IMAX 70 can't be used to record speech from actors because the cameras are extremely noisy and drown out their voices. This forces the use of other cameras for any scenes with dialog.
That is why the IMAX showings of Dark Knight/Dark Knight Rises/Interstellar/Dunkirk expand to the full IMAX height for non-speaking scenes, but collapse down to normal movie dimensions whenever someone is speaking.
Going to step up on a soapbox and rant at Hollywood for a bit......
What gets me is the way the rest of Hollywood tries to mimic Christopher Nolan's use of IMAX 70 film but most of them completely fail to understand the point of using such a medium (the point is the extremely high resolution). They waste tons of money recording scenes on super high resolution IMAX 70 film. Because the cameras are noisy they have record their dialog on a format that collapses the image back down to normal movie dimensions. And then after going to all that expense/trouble the only thing they do with all that high resolution raw footage is create a 4K digital master that is a small fraction of 70mm resolution and which could easily have been created with digital cameras.
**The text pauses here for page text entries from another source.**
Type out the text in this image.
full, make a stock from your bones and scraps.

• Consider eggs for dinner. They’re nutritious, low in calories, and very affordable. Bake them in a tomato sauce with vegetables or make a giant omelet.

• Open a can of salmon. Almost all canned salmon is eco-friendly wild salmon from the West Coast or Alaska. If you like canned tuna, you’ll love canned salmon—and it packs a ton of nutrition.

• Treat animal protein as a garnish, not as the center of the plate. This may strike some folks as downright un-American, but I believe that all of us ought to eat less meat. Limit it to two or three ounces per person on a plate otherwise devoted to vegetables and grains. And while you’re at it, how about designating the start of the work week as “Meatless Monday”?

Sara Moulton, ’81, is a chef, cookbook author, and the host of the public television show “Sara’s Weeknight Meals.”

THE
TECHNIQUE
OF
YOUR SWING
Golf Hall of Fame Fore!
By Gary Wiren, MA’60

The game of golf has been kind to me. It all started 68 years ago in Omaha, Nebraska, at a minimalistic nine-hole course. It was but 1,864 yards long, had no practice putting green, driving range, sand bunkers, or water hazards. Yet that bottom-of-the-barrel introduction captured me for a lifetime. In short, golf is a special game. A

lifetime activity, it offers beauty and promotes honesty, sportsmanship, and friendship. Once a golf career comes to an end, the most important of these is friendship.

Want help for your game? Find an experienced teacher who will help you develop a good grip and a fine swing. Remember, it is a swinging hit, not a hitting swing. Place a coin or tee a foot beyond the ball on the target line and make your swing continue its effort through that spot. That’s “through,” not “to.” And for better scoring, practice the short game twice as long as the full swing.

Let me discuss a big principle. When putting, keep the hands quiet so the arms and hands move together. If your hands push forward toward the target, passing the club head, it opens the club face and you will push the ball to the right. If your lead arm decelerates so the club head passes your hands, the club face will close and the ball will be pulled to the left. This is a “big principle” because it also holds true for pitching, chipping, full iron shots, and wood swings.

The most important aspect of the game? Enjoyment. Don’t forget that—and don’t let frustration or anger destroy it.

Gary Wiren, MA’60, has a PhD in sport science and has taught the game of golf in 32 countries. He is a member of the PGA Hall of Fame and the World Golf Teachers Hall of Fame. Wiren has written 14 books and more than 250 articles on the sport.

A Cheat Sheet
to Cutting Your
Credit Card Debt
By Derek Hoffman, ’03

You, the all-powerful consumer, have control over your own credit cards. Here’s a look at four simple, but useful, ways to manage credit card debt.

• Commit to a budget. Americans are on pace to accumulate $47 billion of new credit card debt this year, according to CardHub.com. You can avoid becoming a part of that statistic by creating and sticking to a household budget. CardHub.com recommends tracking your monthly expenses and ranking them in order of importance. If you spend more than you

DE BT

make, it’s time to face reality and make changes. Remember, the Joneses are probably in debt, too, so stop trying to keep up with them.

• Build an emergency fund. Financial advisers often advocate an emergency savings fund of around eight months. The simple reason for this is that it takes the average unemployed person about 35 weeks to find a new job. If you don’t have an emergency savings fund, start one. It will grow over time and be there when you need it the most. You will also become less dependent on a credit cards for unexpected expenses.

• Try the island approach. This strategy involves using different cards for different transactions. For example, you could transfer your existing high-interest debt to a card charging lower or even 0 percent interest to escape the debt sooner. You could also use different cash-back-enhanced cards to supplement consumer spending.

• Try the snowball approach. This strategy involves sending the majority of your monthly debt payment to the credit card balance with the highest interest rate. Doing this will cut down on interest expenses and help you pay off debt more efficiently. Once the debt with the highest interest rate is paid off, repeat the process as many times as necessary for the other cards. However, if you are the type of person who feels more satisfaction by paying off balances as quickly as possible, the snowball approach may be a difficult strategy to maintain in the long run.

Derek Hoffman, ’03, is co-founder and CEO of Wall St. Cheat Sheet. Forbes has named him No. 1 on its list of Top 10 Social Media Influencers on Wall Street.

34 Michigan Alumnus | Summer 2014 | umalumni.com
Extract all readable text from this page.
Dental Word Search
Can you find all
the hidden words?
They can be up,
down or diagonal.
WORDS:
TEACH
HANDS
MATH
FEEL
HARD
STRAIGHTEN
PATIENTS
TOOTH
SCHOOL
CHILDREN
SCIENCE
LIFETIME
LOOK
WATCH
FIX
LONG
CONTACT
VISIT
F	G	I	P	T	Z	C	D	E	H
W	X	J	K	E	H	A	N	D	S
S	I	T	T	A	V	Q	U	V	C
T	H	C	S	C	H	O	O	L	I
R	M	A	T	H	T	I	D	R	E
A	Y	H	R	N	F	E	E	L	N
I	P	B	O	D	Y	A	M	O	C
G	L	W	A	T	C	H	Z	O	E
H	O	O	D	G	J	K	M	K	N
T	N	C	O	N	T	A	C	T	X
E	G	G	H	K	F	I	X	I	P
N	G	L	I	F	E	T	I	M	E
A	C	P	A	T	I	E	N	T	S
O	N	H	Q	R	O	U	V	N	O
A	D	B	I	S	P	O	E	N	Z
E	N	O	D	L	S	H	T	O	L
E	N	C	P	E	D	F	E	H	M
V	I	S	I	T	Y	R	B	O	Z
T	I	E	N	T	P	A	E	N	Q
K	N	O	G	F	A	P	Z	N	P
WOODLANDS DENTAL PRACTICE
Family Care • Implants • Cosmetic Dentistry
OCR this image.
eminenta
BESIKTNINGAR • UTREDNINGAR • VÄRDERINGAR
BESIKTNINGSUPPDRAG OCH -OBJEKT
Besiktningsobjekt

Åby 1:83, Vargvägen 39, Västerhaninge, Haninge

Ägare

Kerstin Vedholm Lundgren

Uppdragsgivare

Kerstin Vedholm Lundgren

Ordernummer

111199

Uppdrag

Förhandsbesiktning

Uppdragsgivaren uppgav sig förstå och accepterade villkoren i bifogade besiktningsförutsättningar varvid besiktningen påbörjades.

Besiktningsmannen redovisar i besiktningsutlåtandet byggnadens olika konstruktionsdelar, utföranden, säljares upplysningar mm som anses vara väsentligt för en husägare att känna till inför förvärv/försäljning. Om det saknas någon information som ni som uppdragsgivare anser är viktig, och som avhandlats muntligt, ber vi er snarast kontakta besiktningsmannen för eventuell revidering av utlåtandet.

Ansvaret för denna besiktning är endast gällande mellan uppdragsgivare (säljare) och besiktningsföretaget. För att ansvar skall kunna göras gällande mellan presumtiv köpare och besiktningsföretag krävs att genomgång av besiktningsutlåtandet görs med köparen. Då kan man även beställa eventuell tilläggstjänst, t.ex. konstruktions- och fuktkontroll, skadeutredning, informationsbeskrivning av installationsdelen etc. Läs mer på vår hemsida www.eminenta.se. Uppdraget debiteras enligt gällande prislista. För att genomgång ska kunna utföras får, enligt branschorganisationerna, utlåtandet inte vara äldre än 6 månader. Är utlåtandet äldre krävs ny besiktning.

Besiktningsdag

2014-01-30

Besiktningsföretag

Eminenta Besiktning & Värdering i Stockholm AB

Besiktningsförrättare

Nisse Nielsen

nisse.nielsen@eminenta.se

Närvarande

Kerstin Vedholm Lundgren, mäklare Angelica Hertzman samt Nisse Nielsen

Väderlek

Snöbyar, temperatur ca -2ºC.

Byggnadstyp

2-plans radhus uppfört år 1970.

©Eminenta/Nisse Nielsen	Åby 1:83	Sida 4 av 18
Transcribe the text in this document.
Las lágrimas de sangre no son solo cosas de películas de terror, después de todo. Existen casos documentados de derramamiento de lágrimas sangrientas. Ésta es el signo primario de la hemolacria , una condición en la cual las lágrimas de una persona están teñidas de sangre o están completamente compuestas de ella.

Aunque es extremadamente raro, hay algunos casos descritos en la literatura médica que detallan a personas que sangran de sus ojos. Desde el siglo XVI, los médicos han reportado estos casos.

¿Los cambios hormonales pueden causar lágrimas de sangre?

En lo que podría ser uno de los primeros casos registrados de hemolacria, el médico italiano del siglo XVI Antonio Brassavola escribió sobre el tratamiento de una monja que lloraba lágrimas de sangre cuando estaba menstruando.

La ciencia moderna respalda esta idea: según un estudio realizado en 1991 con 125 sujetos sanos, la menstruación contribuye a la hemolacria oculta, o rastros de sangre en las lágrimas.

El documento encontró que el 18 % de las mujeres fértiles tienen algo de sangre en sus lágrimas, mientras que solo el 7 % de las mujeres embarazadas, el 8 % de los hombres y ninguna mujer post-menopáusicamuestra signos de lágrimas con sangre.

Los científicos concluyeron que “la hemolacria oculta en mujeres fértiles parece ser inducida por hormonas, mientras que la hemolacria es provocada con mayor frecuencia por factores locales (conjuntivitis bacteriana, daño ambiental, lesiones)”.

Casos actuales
Even worse, since digital cameras don't drown out people talking, had the morons not wastefully used IMAX film and instead used one of those digital cameras, they could have produced their entire movie at IMAX screen height instead of shrinking the picture whenever they encountered dialog.
4K digital resolution is 4096 × 2160. If you stretch those pixels to fit the full IMAX screen height, the image would fit an area equal to 4096 × 2864 non-stretched pixels. The Arri Alexa 65 digital camera has a resolution of 6560 x 3100 pixels, more than enough resolution to capture such an image.
Note on these IMDB technical pages "Negative Format - 65 mm (horizontal)
" and then under "Cinematographic Process
" there is no mention of any low-resolution digital intermediate:
The Dark Knight (2008)
The Dark Knight Rises (2012)
is how you properly
use 70mm IMAX to make a movie.
Now note on these IMDB technical pages "Negative Format - 65 mm (horizontal)
" and "Cinematographic Process - Digital Intermediate (4K) (master format)
Star Wars: The Force Awakens (2015)
Batman v Superman: Dawn of Justice (2016)
Star Wars: The Last Jedi (2017)
how you waste a ton of money on high resolution film stock producing a (comparatively) low resolution movie.
I'm not saying a 4K movie is bad. But if you make a 4K movie, for the love of God don't waste precious 70mm film on it. Use a digital camera instead.
And if you do waste IMAX film making a 4K movie, don't go blabbering about 70mm trying to fool people into thinking that your 4K film is somehow comparable to a Christopher Nolan production.
Not everyone in Hollywood is incompetent though. Here are two movies that are made with a 4K digital master, that used digital cameras and didn't waste any 70mm IMAX film to record at a resolution that they were never going to use, and as a consequence were able to record voice dialog without collapsing the tall IMAX image down to normal movie dimensions:
Avengers: Infinity War (2018)
If you're going to make an IMAX movie with a 4K digital master, that's
the proper way to do it.
Although I note that they made their movie so it only expands up to the partial height of a LIEmax theater rather than the full height of true IMAX. I guess they wanted their movies fully compatible with all IMAX screens. It should be possible for an enterprising filmmaker to use an Arri Alexa 65 to make a 4K movie that expands up to full IMAX height though, if he or she chooses to.
OK, I'm finished with my ranting.
Oh, one other thing. If anyone is confused over 65mm vs 70mm, they are the same thing. It is 65mm in the camera and 70mm in the projector. The extra 5mm are for audio tracks.